Ensures evidence meets policy expectations.

Examples

  • factsheet older than allowed threshold
  • DDQ out of date for required fields
  • online source updated but internal record stale

Outcome

  • stale-evidence exceptions
  • follow-up prompts and escalation rules

Layer 4 — Change detection integrity

Ensures deltas are meaningful and correctly classified.

Examples

  • identify true changes versus rewordings
  • isolate material changes from minor wording differences
  • detect hidden changes in operational terms

Outcome

  • structured change log with category labels
  • materiality scoring inputs

Layer 5 — Template and output validity

Ensures reports conform to a stable structure.

Examples

  • required report sections present
  • change summary included
  • evidence links present for key statements
  • approval stamp present before publication

Outcome

  • report readiness checks
  • publication gates

Quality signals

Quality in Fund Analyst Intelligence is monitored continuously.

Per-cycle quality signals

  • completeness score for required fields
  • number of contradictions detected
  • proportion of key claims with evidence links
  • count and severity of exceptions
  • review time and time-to-close for follow-ups

Portfolio-level quality signals

  • exception trends by category over time
  • recurring issues by manager or strategy
  • funds with repeated stale evidence
  • funds with frequent material term changes
  • adherence to cycle cadence and SLAs

These signals turn quality into a steering tool.
They also reduce dependence on individual memory and effort.

Managing exceptions

Exceptions are the mechanism that keeps quality honest.
They convert uncertainty into action.

Exception lifecycle

  1. detected by validation or change logic
  2. triaged and prioritised by severity and materiality
  3. reviewed and resolved, or marked as monitoring
  4. recorded with decision notes and ownership
  5. closed or escalated by SLA policy

A system without exception discipline does not scale.
Fund Analyst Intelligence is built around exception discipline.

Human review controls

Review is implemented as explicit workflow states.

Typical controls

  • reviewer assignment and ownership
  • decision states: accept, edit, reject, follow-up, monitor
  • rationale capture for manual overrides
  • approval gate before publication

Manual overrides are recorded.
They are not silent.
This protects governance and auditability.

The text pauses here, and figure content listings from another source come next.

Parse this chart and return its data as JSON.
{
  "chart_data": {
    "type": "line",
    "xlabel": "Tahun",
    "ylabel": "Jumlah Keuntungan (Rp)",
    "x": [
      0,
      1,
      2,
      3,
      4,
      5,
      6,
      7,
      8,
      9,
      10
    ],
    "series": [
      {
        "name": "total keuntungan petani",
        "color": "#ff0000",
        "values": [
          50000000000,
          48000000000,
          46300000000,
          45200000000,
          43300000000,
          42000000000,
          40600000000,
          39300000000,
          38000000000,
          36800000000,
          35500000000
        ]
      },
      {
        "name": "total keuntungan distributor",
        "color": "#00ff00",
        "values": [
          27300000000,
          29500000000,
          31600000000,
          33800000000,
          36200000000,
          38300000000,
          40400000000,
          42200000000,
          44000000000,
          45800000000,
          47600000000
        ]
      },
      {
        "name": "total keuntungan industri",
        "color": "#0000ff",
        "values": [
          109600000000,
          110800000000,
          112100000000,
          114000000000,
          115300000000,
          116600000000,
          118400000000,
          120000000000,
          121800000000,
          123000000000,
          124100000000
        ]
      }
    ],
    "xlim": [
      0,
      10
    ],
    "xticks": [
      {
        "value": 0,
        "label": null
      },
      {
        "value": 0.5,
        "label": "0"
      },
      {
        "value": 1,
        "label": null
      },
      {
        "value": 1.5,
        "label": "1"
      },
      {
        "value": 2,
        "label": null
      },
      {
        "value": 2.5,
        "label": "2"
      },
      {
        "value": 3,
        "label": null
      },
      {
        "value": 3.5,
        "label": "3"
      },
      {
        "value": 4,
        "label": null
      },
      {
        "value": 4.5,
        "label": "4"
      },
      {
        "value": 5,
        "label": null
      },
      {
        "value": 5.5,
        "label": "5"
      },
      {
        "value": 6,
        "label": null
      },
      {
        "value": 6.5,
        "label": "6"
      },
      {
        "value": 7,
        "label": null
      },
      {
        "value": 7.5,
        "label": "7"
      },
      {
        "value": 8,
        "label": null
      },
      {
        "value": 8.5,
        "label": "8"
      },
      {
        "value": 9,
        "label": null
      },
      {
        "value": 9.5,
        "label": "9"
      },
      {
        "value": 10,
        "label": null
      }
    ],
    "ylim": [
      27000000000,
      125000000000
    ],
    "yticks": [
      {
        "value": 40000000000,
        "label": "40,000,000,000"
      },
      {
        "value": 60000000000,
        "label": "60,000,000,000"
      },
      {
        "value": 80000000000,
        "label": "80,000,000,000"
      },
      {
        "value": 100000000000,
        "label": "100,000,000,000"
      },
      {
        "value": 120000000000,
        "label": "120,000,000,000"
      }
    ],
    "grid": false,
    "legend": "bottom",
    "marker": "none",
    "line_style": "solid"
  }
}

Minimising variability in narrative outputs

Narrative quality is maintained by constraints.

  • templates enforce stable structure
  • narrative is restricted to validated facts and resolved exceptions
  • change summaries are generated from structured deltas
  • confidence and evidence requirements prevent unsupported statements

This reduces subjective variance across funds and cycles.
It also improves comparability for committees.

Continuous improvement loop

Production quality improves through iteration.

A typical improvement loop is:

  1. observe recurring exception patterns
  2. refine validation rules or source requirements
  3. tune materiality thresholds by category
  4. update templates for clarity and stability
  5. measure impact in the next cycle

This creates compounding operational value.
It converts experience into system capability.

Definition of done

Validation and quality are production-grade when:

  • required fields meet completeness thresholds
  • contradictions and gaps are surfaced as exceptions
  • stale evidence is detected by policy
  • outputs pass readiness checks before publication
  • review decisions and overrides are recorded
  • quality KPIs are tracked per cycle and portfolio-wide

This is how Fund Analyst Intelligence keeps outputs reliable.